The sanctions deny the PKK access to the US financial system and block any transactions involving American companies and individuals, reported BBC.
Sanctions were also announced against the 'Ndrangheta mafia from Italy and a Mexican drug-lord and his cartel.
Three individuals from Afghanistan, Venezuela and Turkey were also listed.
"This action underscores the president's determination to... end the suffering that trade in illicit drugs inflicts on Americans and other people around the world, as well as prevent drug traffickers from supporting terrorists," White House spokeswoman Dana Perino said.
The PKK is branded a terrorist organisation by Turkey, the US and EU. There is a widespread belief in Turkey that the PKK uses drug trafficking to finance terror.

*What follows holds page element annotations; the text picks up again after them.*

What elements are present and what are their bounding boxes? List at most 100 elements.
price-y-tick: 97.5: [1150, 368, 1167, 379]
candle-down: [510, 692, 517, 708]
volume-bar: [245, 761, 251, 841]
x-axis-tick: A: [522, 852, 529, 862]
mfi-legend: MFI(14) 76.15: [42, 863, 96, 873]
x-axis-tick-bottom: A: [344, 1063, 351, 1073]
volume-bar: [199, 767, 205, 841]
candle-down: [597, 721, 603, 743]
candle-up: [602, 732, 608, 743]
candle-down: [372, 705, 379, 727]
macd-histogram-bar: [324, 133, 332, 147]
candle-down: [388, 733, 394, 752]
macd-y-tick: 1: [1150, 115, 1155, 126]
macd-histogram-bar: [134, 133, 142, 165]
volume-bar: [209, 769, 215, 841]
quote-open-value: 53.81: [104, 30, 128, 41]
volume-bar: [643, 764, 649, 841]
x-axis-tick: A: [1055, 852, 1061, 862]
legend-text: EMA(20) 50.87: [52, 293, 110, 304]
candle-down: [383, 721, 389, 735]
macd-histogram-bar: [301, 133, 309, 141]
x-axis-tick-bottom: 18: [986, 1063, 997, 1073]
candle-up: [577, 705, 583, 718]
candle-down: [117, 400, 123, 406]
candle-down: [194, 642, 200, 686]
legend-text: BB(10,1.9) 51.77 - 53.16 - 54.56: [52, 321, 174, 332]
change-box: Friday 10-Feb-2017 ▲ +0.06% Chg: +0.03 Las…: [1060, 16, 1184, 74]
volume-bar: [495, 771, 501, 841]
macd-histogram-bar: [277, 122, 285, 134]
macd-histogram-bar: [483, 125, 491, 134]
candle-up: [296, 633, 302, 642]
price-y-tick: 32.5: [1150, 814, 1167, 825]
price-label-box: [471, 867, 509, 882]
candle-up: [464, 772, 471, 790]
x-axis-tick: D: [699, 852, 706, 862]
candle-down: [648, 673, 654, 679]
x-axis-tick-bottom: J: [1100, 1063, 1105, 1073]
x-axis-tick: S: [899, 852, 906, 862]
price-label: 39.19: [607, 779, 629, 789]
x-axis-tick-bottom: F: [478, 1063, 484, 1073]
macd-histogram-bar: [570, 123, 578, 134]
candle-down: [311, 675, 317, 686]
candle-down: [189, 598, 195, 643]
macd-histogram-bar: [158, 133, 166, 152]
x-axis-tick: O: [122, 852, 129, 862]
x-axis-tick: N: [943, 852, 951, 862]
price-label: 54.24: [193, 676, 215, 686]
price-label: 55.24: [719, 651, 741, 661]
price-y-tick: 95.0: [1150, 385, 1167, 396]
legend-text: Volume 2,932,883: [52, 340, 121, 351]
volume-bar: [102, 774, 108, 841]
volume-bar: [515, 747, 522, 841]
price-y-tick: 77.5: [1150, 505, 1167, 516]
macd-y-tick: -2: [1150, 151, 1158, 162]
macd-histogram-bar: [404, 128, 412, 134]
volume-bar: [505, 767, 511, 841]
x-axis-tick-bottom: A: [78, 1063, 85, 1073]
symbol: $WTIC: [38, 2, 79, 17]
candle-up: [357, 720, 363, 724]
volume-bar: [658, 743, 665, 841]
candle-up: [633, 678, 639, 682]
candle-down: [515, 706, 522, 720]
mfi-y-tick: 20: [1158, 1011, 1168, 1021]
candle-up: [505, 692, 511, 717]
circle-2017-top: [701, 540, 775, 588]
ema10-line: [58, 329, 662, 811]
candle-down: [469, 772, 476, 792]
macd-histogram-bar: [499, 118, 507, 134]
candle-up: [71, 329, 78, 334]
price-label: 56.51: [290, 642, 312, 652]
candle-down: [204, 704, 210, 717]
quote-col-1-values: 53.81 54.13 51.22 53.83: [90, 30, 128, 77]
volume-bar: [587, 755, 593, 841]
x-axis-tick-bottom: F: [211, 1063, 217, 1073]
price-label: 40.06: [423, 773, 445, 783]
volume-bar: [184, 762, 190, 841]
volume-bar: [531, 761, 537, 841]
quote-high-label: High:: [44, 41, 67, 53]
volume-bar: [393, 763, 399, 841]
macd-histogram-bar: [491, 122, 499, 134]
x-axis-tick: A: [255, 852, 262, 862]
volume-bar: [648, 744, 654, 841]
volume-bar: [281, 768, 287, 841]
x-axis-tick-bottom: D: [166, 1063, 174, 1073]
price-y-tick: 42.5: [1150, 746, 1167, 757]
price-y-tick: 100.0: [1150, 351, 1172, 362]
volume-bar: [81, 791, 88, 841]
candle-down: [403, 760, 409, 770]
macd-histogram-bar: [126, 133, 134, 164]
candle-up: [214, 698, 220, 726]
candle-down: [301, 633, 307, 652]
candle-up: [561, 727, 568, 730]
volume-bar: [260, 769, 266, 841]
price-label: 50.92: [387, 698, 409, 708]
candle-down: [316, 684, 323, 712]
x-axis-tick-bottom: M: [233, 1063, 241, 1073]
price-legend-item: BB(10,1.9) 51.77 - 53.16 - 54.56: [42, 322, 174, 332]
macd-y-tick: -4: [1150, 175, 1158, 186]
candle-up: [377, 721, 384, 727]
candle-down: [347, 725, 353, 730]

More than 30,000 people have been killed since the PKK began its campaign in 1984.
The 'Ndrangheta, from the Calabria region of Italy, has overtaken Sicily's Cosa Nostra as the richest and most violent of the Italian mafia.
In Mexico, nearly 1,400 people have died this year across the country, as drug cartels fight among themselves and government forces.
Previously there were 68 individuals and entities subject to sanctions under the Foreign Narcotics Kingpin Designation Act, which became law in December 1999.